Perhaps an even more fascinating (and jarring) element of the Prop 22 story is the corporatization of California’s ballot initiative process, which allows companies to skirt around legislators, regulators, and courts to implement laws useful to their margins. California’s ballot initiative process is one of the most relaxed in the nation, which various corporations used this election cycle to promote multimillion dollar campaigns directly to voters. It is clear that Uber and Lyft, which have experienced steep drops in revenue throughout 2020, will spare no expense in fighting laws meant to guarantee employment benefits to their drivers. To illustrate, advertisements funded by Lyft framed Prop 22 as a worker’s rights bill, highlighting the benefits that are secured by Prop 22 (without mentioning hour requirements, of course) and claiming that maintaining the status quo of AB5 would end ride share services in California as they exist today (which would only happen if Lyft decided not to pay up to comply with the law).
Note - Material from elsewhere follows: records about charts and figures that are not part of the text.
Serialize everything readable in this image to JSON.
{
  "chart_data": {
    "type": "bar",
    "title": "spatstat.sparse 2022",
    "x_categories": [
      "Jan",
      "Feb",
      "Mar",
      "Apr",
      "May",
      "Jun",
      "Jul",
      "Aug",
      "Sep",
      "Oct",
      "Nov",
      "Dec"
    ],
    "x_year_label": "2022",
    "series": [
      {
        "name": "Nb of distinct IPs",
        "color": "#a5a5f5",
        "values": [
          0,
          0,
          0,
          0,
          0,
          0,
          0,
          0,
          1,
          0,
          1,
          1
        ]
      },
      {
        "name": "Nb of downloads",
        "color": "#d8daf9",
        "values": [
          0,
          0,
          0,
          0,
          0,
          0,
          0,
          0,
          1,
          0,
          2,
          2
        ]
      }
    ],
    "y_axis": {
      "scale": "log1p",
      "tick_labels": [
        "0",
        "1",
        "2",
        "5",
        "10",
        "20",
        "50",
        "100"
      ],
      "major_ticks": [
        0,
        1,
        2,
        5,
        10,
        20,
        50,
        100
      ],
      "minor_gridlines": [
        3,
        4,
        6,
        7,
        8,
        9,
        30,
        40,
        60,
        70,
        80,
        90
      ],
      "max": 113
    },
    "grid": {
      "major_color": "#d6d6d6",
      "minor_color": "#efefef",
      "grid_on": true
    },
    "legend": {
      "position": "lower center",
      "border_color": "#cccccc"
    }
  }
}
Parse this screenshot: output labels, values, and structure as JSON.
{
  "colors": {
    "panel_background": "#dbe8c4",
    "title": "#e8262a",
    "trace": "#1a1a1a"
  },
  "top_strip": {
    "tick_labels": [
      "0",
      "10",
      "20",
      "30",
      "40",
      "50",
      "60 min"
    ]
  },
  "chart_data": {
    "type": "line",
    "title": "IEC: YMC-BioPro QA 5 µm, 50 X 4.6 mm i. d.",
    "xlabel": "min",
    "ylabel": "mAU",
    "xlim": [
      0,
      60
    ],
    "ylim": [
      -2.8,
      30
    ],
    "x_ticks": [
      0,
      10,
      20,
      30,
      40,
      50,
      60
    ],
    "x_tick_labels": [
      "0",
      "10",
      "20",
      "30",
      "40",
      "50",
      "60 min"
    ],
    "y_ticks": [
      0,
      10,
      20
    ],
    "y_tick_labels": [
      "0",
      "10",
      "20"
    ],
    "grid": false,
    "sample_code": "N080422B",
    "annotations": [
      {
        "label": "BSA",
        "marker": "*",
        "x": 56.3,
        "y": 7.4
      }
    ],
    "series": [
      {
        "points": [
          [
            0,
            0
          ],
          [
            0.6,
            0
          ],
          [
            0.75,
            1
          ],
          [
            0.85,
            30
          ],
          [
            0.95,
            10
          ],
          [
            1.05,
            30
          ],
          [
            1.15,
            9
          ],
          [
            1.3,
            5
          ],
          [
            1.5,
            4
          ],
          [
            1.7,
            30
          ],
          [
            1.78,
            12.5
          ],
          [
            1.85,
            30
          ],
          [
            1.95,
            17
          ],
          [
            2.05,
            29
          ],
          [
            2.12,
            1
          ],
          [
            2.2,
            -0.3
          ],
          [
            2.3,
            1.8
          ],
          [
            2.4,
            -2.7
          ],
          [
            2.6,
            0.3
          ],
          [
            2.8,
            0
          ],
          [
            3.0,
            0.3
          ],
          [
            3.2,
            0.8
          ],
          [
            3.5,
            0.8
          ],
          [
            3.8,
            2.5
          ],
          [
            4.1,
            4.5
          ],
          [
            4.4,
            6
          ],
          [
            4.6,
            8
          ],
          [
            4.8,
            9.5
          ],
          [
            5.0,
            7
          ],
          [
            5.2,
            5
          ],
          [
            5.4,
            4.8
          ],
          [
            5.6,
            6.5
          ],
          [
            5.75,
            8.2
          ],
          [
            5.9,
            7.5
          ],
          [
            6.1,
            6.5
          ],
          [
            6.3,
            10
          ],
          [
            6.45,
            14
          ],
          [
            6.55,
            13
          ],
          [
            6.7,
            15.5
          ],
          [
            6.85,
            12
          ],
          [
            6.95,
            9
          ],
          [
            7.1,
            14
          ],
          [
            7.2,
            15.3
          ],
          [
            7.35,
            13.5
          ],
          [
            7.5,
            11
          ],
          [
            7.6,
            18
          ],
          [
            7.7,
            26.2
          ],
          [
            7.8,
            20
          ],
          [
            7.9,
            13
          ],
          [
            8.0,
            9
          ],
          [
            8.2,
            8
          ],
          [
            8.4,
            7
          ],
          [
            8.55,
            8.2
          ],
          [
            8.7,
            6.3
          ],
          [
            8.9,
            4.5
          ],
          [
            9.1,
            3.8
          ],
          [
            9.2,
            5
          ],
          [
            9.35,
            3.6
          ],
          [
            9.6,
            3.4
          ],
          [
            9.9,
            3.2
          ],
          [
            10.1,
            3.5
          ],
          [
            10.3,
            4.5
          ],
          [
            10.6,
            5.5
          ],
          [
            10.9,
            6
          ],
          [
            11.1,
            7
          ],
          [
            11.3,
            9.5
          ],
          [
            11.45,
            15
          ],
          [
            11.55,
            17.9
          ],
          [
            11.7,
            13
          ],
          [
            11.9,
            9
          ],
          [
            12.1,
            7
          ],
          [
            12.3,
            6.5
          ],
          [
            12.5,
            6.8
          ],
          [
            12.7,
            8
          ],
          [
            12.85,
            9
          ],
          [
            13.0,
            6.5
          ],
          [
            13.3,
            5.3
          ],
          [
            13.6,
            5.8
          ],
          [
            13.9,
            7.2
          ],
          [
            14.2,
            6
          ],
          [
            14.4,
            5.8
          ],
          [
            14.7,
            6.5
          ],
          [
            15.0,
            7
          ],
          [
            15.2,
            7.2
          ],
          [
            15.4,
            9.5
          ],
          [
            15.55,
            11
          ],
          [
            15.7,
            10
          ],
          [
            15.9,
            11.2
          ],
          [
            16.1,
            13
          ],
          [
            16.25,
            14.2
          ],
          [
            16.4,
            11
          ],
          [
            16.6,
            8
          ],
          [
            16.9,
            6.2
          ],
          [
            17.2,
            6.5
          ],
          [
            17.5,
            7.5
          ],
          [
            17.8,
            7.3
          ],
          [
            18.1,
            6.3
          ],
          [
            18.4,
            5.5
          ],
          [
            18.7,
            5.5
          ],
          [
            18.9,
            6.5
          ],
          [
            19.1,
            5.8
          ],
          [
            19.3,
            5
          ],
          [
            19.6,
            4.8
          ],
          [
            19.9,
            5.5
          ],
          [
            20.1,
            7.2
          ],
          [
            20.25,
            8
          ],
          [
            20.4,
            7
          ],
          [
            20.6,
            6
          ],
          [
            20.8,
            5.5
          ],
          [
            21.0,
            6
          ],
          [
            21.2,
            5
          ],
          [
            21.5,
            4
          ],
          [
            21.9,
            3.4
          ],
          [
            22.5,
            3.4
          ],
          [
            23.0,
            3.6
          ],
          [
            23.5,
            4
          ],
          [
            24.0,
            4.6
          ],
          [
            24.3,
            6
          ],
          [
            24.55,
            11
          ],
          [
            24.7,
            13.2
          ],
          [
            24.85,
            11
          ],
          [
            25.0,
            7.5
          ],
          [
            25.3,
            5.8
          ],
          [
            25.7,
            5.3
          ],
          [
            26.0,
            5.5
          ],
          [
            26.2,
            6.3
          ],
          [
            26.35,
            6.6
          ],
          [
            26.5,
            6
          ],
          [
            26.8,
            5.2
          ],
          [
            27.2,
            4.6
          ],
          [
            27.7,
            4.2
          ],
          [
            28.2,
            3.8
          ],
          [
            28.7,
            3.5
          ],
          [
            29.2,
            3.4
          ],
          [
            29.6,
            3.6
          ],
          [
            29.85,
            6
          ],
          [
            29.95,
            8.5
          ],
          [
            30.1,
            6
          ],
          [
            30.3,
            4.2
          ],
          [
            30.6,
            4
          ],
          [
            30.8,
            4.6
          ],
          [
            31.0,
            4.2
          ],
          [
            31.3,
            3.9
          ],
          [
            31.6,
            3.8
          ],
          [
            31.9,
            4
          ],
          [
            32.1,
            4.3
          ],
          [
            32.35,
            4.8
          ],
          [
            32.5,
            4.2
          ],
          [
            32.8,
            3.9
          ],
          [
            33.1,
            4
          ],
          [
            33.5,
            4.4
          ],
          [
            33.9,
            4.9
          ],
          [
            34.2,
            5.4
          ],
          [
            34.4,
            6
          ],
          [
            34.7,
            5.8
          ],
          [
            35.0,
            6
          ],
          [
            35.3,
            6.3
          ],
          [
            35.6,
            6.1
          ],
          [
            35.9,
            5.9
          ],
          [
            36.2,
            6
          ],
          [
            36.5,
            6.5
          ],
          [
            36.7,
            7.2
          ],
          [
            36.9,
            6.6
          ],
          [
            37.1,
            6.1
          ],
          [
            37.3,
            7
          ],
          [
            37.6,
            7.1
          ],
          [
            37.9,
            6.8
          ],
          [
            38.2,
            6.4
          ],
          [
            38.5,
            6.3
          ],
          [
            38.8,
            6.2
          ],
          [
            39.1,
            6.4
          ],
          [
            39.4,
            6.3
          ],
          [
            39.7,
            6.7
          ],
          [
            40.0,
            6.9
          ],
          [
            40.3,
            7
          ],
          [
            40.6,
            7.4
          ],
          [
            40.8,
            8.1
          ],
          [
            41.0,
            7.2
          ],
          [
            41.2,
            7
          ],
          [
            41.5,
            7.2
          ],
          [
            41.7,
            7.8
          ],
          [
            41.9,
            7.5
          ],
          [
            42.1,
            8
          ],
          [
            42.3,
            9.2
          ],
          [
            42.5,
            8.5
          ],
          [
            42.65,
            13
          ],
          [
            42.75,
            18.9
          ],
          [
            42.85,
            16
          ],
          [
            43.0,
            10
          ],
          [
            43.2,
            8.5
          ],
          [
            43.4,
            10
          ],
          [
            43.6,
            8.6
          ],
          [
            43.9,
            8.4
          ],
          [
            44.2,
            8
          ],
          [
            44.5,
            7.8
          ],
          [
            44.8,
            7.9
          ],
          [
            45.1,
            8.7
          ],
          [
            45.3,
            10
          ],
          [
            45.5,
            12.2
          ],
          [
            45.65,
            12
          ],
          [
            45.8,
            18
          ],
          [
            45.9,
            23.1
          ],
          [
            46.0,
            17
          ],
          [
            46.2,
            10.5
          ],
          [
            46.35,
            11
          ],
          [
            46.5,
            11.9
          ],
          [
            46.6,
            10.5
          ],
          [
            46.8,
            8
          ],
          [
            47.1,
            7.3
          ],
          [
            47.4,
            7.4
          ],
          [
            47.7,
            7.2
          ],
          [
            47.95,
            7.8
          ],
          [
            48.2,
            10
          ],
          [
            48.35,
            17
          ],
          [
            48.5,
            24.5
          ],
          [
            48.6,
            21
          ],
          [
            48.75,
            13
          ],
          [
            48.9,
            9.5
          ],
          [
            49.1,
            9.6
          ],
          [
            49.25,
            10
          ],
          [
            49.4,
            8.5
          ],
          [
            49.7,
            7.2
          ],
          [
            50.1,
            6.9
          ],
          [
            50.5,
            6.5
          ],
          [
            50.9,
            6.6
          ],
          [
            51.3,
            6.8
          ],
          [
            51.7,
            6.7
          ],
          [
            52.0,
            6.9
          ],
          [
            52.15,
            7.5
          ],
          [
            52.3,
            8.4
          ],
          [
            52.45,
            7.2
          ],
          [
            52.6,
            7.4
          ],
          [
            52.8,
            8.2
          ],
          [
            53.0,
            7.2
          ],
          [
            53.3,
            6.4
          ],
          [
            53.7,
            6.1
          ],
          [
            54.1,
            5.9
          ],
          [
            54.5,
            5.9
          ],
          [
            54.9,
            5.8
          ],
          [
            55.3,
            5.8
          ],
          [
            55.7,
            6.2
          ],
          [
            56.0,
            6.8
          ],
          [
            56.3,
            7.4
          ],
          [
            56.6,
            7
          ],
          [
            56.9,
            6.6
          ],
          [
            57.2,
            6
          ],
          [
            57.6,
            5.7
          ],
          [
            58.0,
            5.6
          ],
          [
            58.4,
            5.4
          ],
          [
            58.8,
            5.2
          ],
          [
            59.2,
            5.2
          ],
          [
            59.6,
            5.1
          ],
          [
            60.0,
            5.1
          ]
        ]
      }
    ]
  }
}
Even the CEO of Uber has expressed that ride-sharing apps are failing their drivers, advocating for creative policy solutions to give these workers flexible benefits. This is not what Prop 22 does, instead shutting down policymaking and entrenching a path that will allow Uber and Lyft to, essentially, continue operating the way that they always have. It will be interesting to see whether, and how, this model of mobilization will be transferred to other transportation issues.